Current research


The evolution of transcriptomics for tumor

In our recently published paper, the prognosis can be reflected by the transcriptome ploidy of a tumor. A rarely studied, yet very interesting topic is that what is the difference of transcriptomics (phenotype) in different tumor evolutional branches. This investigation may identify treatment and metastasis specific tumor subclones, inspiring better drug development methods.

Develop fast tools for tumor squencing data analysis

Given the large size of next generation sequencing data, commonly used tools for mutation calling and deconvolution usually take a very long time for a patient cohort, such as weeks if not months. Fast tools that utilize the power of multi-cores, GPU and TPU are urgently needed to sigfinicantly reduce the time cost, thus greatly speed up both the research community and clinical practice.

Pathological image data analysis

Histopathological imaging (e.g., H&E) examination is still a gold standard today for cancer dianosis and stage classification. These images usually have a high resolution at single cell/nucleus. The morphology of tumor cells, as well as the spatial distribution of tumor infiltrating immune cells are supposed to reflect the tumor genotype and patient’s prognosis. Machine learning, specifically deep learning models, can be applied in this field.


Previous research


3/2018 – 8/2019 Chongqing, P. R. China

Deep Learning Based Natural Language Processing (YuCun Big Data Technology Co., Ltd.). I was working as the team leader of the algorithm development for natural language processing. We used deep convolutional networks, recurrent networks (e.g., LSTM), as well as recently developed deep learning models (e.g., BERT, GPT) to classify documents, extract abstract from documents and identify entities (including company name, person name and address).

10/2013 – 1/2018 University of Birmingham, the United Kingdom

Amino Acid Contact & Distance Prediction, Protein 3D Structure Prediction (PhD). Amino acid contact & distance were predicted by using deep neural network (up to 8-layer feedforward networks in a primary version and up to ~200-layer convolutional networks in an updated version). Protein structures were predicted based on the predicted amino acid contact & distance constraints with the Rosetta suite.
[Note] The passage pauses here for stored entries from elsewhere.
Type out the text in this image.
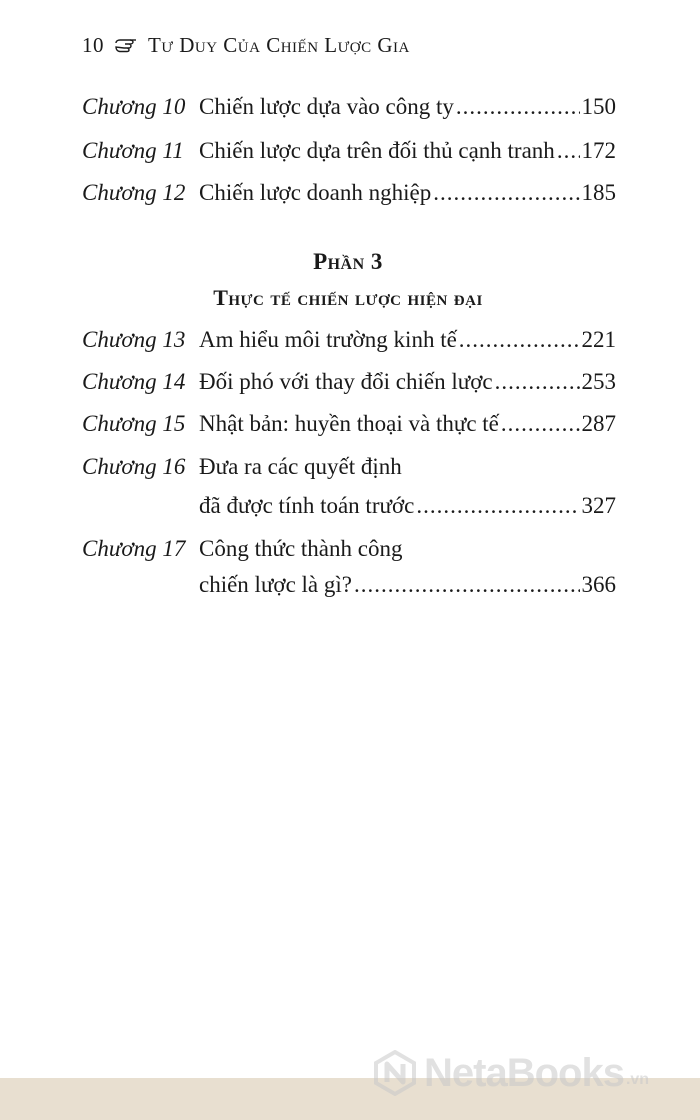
10 Tư Duy Của Chiến Lược Gia
Chương 10 Chiến lược dựa vào công ty .....	150
Chương 11 Chiến lược dựa trên đối thủ cạnh tranh ..... 172
Chương 12 Chiến lược doanh nghiệp .....	185
Phần 3
Thực tế chiến lược hiện đại
Chương 13 Am hiểu môi trường kinh tế .....	221
Chương 14 Đối phó với thay đổi chiến lược .....	253
Chương 15 Nhật bản: huyền thoại và thực tế .....	287
Chương 16 Đưa ra các quyết định
đã được tính toán trước .....	327
Chương 17 Công thức thành công
chiến lược là gì? .....	366
NetaBooks .vn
7/2014 – 7/2015 University of Birmingham, the United Kingdom

Ligand Matching (PhD). Used the idea of scaffold hopping to find function-similar ligands in the whole PDB to each of several templates, potential hits were searched based on the comparison of the similarity of the distance matrices of the scaffold atoms in the template and atoms in protein bound ligands.

10/2013 – 10/2014 University of Birmingham, the United Kingdom

Building a Cross-reference Database Joining PDB, UniProt and Pfam (PhD). A three-way cross-reference database was built to make it more convenient to search protein structures based on the domain or sequence information, or search protein domains based on protein structure or sequence information. Building tools include Java, Python, MySQL, the algorithm of Dynamic Programming.

09/2010 – 07/2013 Peking University, P. R. China

Biomedical Image Processing (Master). Analyzed magnetic resonance imaging (MRI) images and microscopic images of mitochondrion in collaboration with Peking University First Hospital and the Institute of Molecular Medicine at Peking University. Methods adopted in this project include Principle Component Analysis, Independent Component Analysis, the Reaction & Diffusion Equation, K-Means, Fuzzy C-Means, etc.